Por cá, como por lá, multiplicam-se os bailes, rangem as sêdas, reluzem as toilettes, scintillam os chrystaes, refervem os vinhos nas suas taças preciosas, adelgaça-se o corpo, polvilham-se os cabellos, tingem-se as faces, alarga-se a consciencia, confundem-se os factos, adora-se a elegancia, e todos—ó céus! sem mesmo o presentirem—caminham para o bom tom, impellidos pela magreza, que os devora, arrastados pela falta de hygiene e seduzidos pela eterna sereia das humanas velleidades.

D'onde se conclue que cá e lá más fadas ha.

Mas Lisboa, com franqueza, não é de todo má: as suas ruas estão povoadas de{17} bellos e formosissimos edificios; os seus jantares, embora sem dinheiro, são abundantes; os seus hospedes vestem-se bem, não obstante faltar-lhes para isso o corpo e o sangue; as suas filhas de aguarella sabem calçar uma bota á Benoiton; Aline, a sua modista, tem algum gosto; Stellpflug e Manuel Lourenço, os seus sapateiros predilectos, contentam os seus freguezes; Barral tem bons remedios; o café, em geral, não é mau; os charutos satisfazem; os assassinos não tem sido demais; quem quizer tambem póde deixar de se suicidar; emfim, ella não é despiciente, acreditem:—unicamente o que lhe falta é o espirito, isto é, o tic nervoso, que dá o bom senso; o enthusiasmo, que eleva as gerações; o fanatismo scientifico, que torna os homens celebres e audazes; o que lhe falta verdadeiramente é isso—essa primeira parte da humanidade a que Shakespeare chamaria, talvez, o to be da humana existencia—o caracter.

Emile Péreire, no tempo em que escrevia no Nacional, sob as ordens de Armand Carrel, tão pobre era que longe estava{18} de imaginar o futuro de riqueza que o esperava.

Foi, recordando-se d'esse passado de miseria, que elle pronunciou aquella esplendida phrase, de que Charlet fez uma caricatura:

—Aos trinta annos tinha dentes e não tinha pão; aos sessenta tenho pão e não tenho dentes.
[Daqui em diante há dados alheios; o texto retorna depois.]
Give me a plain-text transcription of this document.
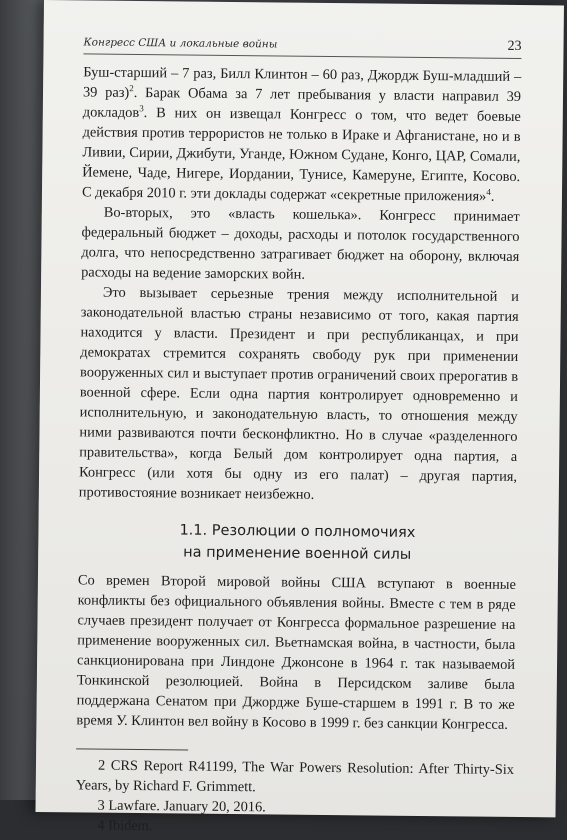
Конгресс США и локальные войны	23

Буш-старший – 7 раз, Билл Клинтон – 60 раз, Джордж Буш-младший – 39 раз)$^2$. Барак Обама за 7 лет пребывания у власти направил 39 докладов$^3$. В них он извещал Конгресс о том, что ведет боевые действия против террористов не только в Ираке и Афганистане, но и в Ливии, Сирии, Джибути, Уганде, Южном Судане, Конго, ЦАР, Сомали, Йемене, Чаде, Нигере, Иордании, Тунисе, Камеруне, Египте, Косово. С декабря 2010 г. эти доклады содержат «секретные приложения»$^4$.

Во-вторых, это «власть кошелька». Конгресс принимает федеральный бюджет – доходы, расходы и потолок государственного долга, что непосредственно затрагивает бюджет на оборону, включая расходы на ведение заморских войн.

Это вызывает серьезные трения между исполнительной и законодательной властью страны независимо от того, какая партия находится у власти. Президент и при республиканцах, и при демократах стремится сохранять свободу рук при применении вооруженных сил и выступает против ограничений своих прерогатив в военной сфере. Если одна партия контролирует одновременно и исполнительную, и законодательную власть, то отношения между ними развиваются почти бесконфликтно. Но в случае «разделенного правительства», когда Белый дом контролирует одна партия, а Конгресс (или хотя бы одну из его палат) – другая партия, противостояние возникает неизбежно.

1.1. Резолюции о полномочиях
на применение военной силы

Со времен Второй мировой войны США вступают в военные конфликты без официального объявления войны. Вместе с тем в ряде случаев президент получает от Конгресса формальное разрешение на применение вооруженных сил. Вьетнамская война, в частности, была санкционирована при Линдоне Джонсоне в 1964 г. так называемой Тонкинской резолюцией. Война в Персидском заливе была поддержана Сенатом при Джордже Буше-старшем в 1991 г. В то же время У. Клинтон вел войну в Косово в 1999 г. без санкции Конгресса.

2 CRS Report R41199, The War Powers Resolution: After Thirty-Six Years, by Richard F. Grimmett.

3 Lawfare. January 20, 2016.

4 Ibidem.
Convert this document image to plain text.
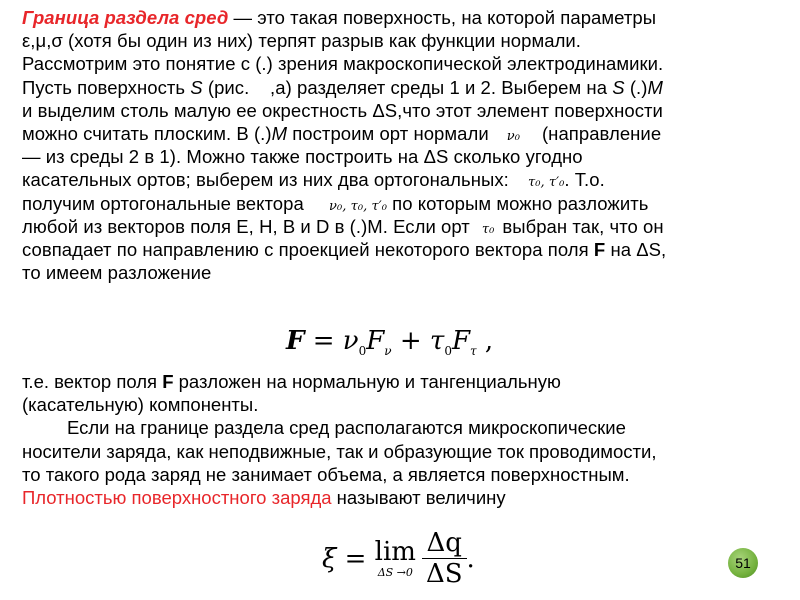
Граница раздела сред — это такая поверхность, на которой параметры
ε,μ,σ (хотя бы один из них) терпят разрыв как функции нормали.
Рассмотрим это понятие с (.) зрения макроскопической электродинамики.
Пусть поверхность S (рис.    ,а) разделяет среды 1 и 2. Выберем на S (.)M
и выделим столь малую ее окрестность ΔS,что этот элемент поверхности
можно считать плоским. В (.)M построим орт нормали ν₀ (направление
— из среды 2 в 1). Можно также построить на ΔS сколько угодно
касательных ортов; выберем из них два ортогональных: τ₀, τ′₀. Т.о.
получим ортогональные вектора ν₀, τ₀, τ′₀ по которым можно разложить
любой из векторов поля E, H, B и D в (.)M. Если орт τ₀ выбран так, что он
совпадает по направлению с проекцией некоторого вектора поля F на ΔS,
то имеем разложение
$F = \nu_0F_\nu + \tau_0F_\tau$ ,
т.е. вектор поля F разложен на нормальную и тангенциальную
(касательную) компоненты.
Если на границе раздела сред располагаются микроскопические
носители заряда, как неподвижные, так и образующие ток проводимости,
то такого рода заряд не занимает объема, а является поверхностным.
Плотностью поверхностного заряда называют величину
ξ = lim
$\Delta S \to 0 \frac{\Delta q}{\Delta S}$ .	51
Pois assim está a nossa capital—quando tinha caracter e dinheiro faltava-lhe o espirito e o desenvolvimento intellectual; agora que naturalmente está mais desinvolvida e mais apta para as concepções do mundo moderno, escasseia-lhe o caracter e a franqueza.
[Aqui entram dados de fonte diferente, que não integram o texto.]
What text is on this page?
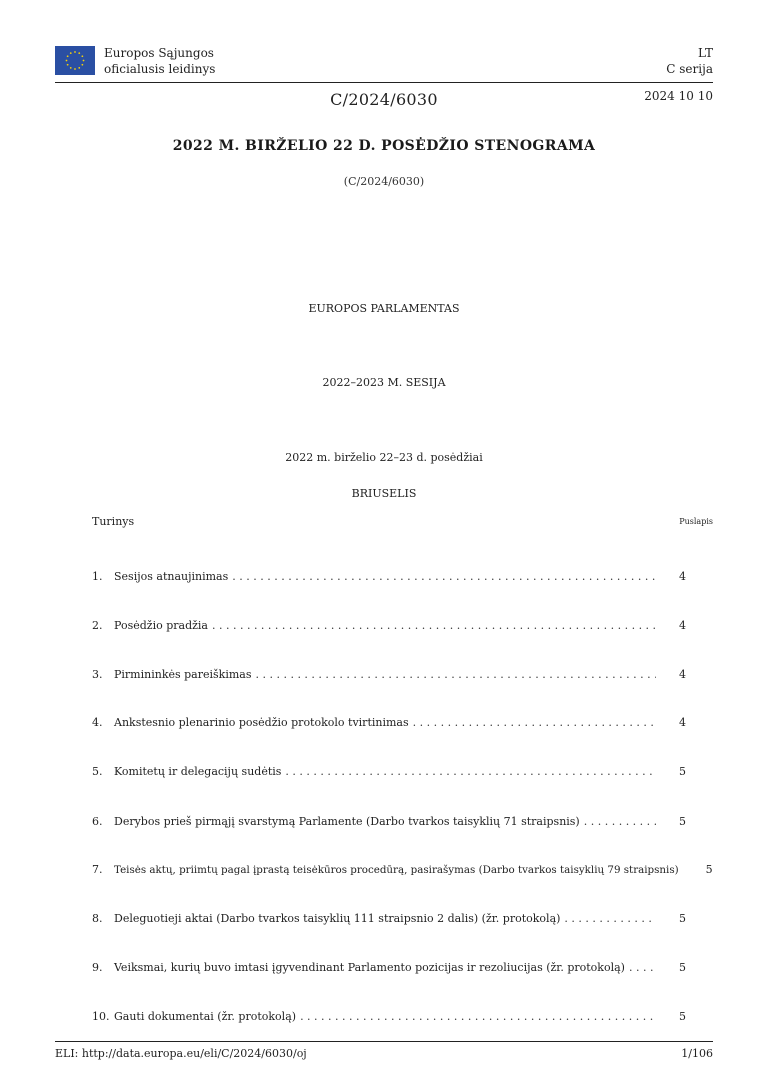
Europos Sąjungos
oficialusis leidinys
LT
C serija
C/2024/6030	2024 10 10
2022 M. BIRŽELIO 22 D. POSĖDŽIO STENOGRAMA
(C/2024/6030)
EUROPOS PARLAMENTAS
2022–2023 M. SESIJA
2022 m. birželio 22–23 d. posėdžiai
BRIUSELIS
Turinys	Puslapis
1.	Sesijos atnaujinimas . . .	4
2.	Posėdžio pradžia . . .	4
3.	Pirmininkės pareiškimas . . .	4
4.	Ankstesnio plenarinio posėdžio protokolo tvirtinimas . . .	4
5.	Komitetų ir delegacijų sudėtis . . .	5
6.	Derybos prieš pirmąjį svarstymą Parlamente (Darbo tvarkos taisyklių 71 straipsnis) . . .	5
7.	Teisės aktų, priimtų pagal įprastą teisėkūros procedūrą, pasirašymas (Darbo tvarkos taisyklių 79 straipsnis)	5
8.	Deleguotieji aktai (Darbo tvarkos taisyklių 111 straipsnio 2 dalis) (žr. protokolą) . . .	5
9.	Veiksmai, kurių buvo imtasi įgyvendinant Parlamento pozicijas ir rezoliucijas (žr. protokolą) . . .	5
10. Gauti dokumentai (žr. protokolą) . . .	5
ELI: http://data.europa.eu/eli/C/2024/6030/oj	1/106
Façamos como Paulo Vernet, o pintor realista—abramos a janella, e olhemos serenamente o que se passa.

Em Madrid vive-se no café e pelo café. Quando se quer procurar qualquer pessoa importante, não se pergunta nunca pela casa onde reside, mas sim pelo café que costuma frequentar. E ahi está tambem o motivo, porque, na capital da Hespanha, os cafés, que quasi se podem dizer{19} pequenas aldeias pela extensão e pelo comprimento, estão cheios, perfeitamente cheios, durante a noite e durante o dia. É ahi que se faz a politica, e é ahi tambem que se preparam os futuros acontecimentos do paiz.